How to Setup an Active Learning Framework for your Object Detection Model

Published in

Ixor

6 min readJan 22, 2020

In a supervised learning context, convolutional neural networks proved to achieve state of the art performance in computer vision applications such as object detection. These algorithms, in general, require a large amount of labeled data, which itself is a very common obstacle since it is time-consuming and very expensive.

In addition, after putting an object detection model in production it is hard to keep track of its performance. In order to keep the performance up, the model should be retrained and updated with the data that it has seen during production. However storing and labelling all the data would generate too much overhead. A common practice is randomly selecting samples to label and retrain the model. This does not solve the real problem since you would be missing on the valuable data that could make a difference in the performance of the model.

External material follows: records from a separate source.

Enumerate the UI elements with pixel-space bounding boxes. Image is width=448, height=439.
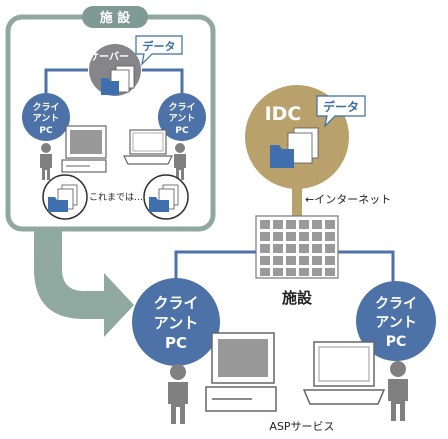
old-desktop-pc-icon — [61, 125, 107, 173]
server-folder-icon — [101, 65, 135, 95]
server-data-callout: データ — [135, 35, 183, 66]
old-client-left-line2: アント — [33, 113, 60, 124]
server-node: サーバー データ — [89, 35, 183, 96]
old-client-right-line1: クライ — [168, 102, 195, 113]
internet-label: ←インターネット — [305, 193, 391, 206]
facility-label: 施設 — [282, 289, 313, 307]
asp-service-caption: ASPサービス — [269, 420, 334, 433]
new-person-right-icon — [388, 361, 408, 421]
idc-node: IDC データ — [245, 85, 366, 189]
old-person-left-icon — [40, 143, 52, 180]
old-client-left-line1: クライ — [32, 102, 59, 113]
facility-tab — [82, 6, 148, 28]
idc-folder-icon — [270, 127, 319, 168]
old-client-left: クライ アント PC — [22, 93, 70, 141]
new-client-left-line2: アント — [154, 314, 198, 332]
new-client-left-line1: クライ — [153, 294, 198, 312]
new-client-left-line3: PC — [165, 334, 187, 352]
new-person-left-icon — [168, 364, 188, 424]
new-client-right: クライ アント PC — [356, 281, 436, 361]
local-data-right — [143, 174, 189, 220]
new-client-left: クライ アント PC — [132, 278, 220, 366]
server-label: サーバー — [89, 51, 129, 63]
new-client-right-line1: クライ — [375, 296, 417, 312]
old-client-right-line3: PC — [175, 126, 189, 136]
idc-data-label: データ — [323, 99, 359, 114]
old-person-right-icon — [174, 143, 186, 180]
new-client-right-line2: アント — [375, 315, 416, 331]
old-client-right-line2: アント — [169, 113, 196, 124]
until-now-caption: これまでは… — [89, 192, 143, 203]
old-laptop-icon — [123, 129, 173, 165]
idc-label: IDC — [265, 103, 302, 125]
facility-tab-label: 施 設 — [100, 10, 132, 26]
facility-building-icon — [255, 215, 339, 279]
new-laptop-icon — [302, 341, 386, 405]
server-data-label: データ — [143, 39, 176, 53]
idc-data-callout: データ — [316, 95, 366, 128]
internet-link — [292, 188, 302, 218]
new-desktop-pc-icon — [205, 332, 277, 412]
old-client-right: クライ アント PC — [158, 93, 206, 141]
transition-arrow — [34, 229, 134, 337]
old-network-lines — [44, 68, 184, 93]
local-data-left — [42, 174, 88, 220]
new-client-right-line3: PC — [386, 334, 407, 350]
old-client-left-line3: PC — [39, 126, 53, 136]
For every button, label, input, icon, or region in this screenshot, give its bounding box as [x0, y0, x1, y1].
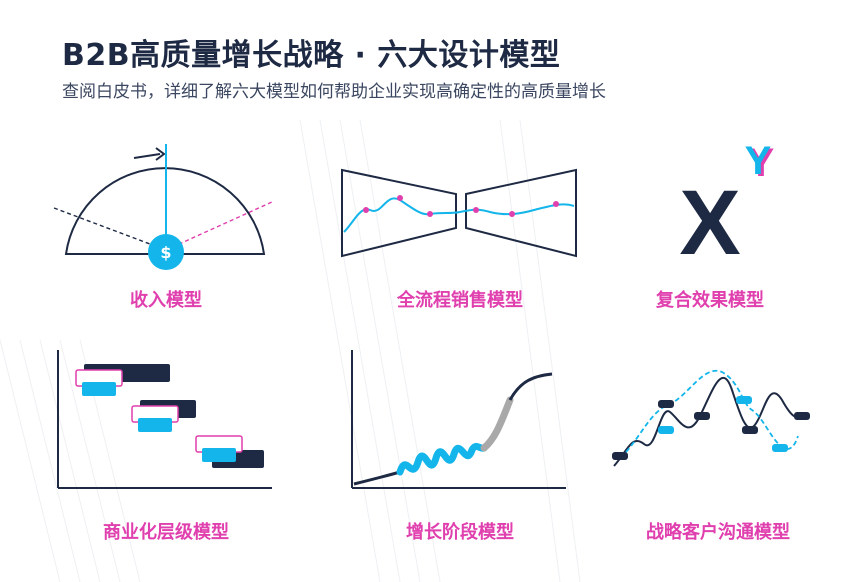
semicircle-gauge-dollar-icon: $ [53, 144, 273, 270]
x-glyph: X [679, 172, 740, 274]
page-subtitle: 查阅白皮书，详细了解六大模型如何帮助企业实现高确定性的高质量增长 [62, 82, 606, 102]
model-label: 商业化层级模型 [103, 522, 229, 543]
bowtie-funnel-icon [341, 168, 577, 258]
y-glyph: Y [745, 139, 772, 183]
y-glyph-shadow: Y [748, 141, 775, 185]
model-compound-effect[interactable]: X Y Y 复合效果模型 [580, 136, 840, 336]
model-label: 战略客户沟通模型 [646, 522, 790, 543]
model-full-process-sales[interactable]: 全流程销售模型 [330, 136, 590, 336]
model-growth-stage[interactable]: 增长阶段模型 [330, 350, 590, 550]
model-label: 复合效果模型 [656, 290, 764, 311]
growth-s-curve-icon [351, 350, 566, 489]
model-label: 增长阶段模型 [406, 522, 514, 543]
page-title: B2B高质量增长战略 · 六大设计模型 [62, 38, 561, 73]
x-power-y-icon: X Y Y [679, 139, 775, 274]
model-commercial-tier[interactable]: 商业化层级模型 [36, 350, 296, 550]
model-label: 全流程销售模型 [397, 290, 523, 311]
dollar-glyph: $ [160, 243, 171, 262]
model-label: 收入模型 [130, 290, 202, 311]
model-strategic-customer-communication[interactable]: 战略客户沟通模型 [588, 350, 848, 550]
communication-waves-icon [612, 369, 810, 467]
layered-bars-icon [57, 350, 272, 489]
model-revenue[interactable]: $ 收入模型 [36, 136, 296, 336]
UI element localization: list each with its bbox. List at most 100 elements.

Active Learning: Cut Labeling Costs

It is a special case in machine learning used when labeling a dataset is time-consuming and expensive, in addition to having limited processing power and storage. By using active learning we can achieve high performance while saving time on labeling and selecting only valuable data.

There are situations in which unlabeled data is abundant but manually labeling is expensive. In such a scenario, learning algorithms can actively query the user/teacher for labels. This type of iterative supervised learning is called active learning. Since the learner chooses the examples, the number of examples to learn a concept can often be much lower than the number required in normal supervised learning. With this approach, there is a risk that the algorithm is overwhelmed by uninformative examples. [1]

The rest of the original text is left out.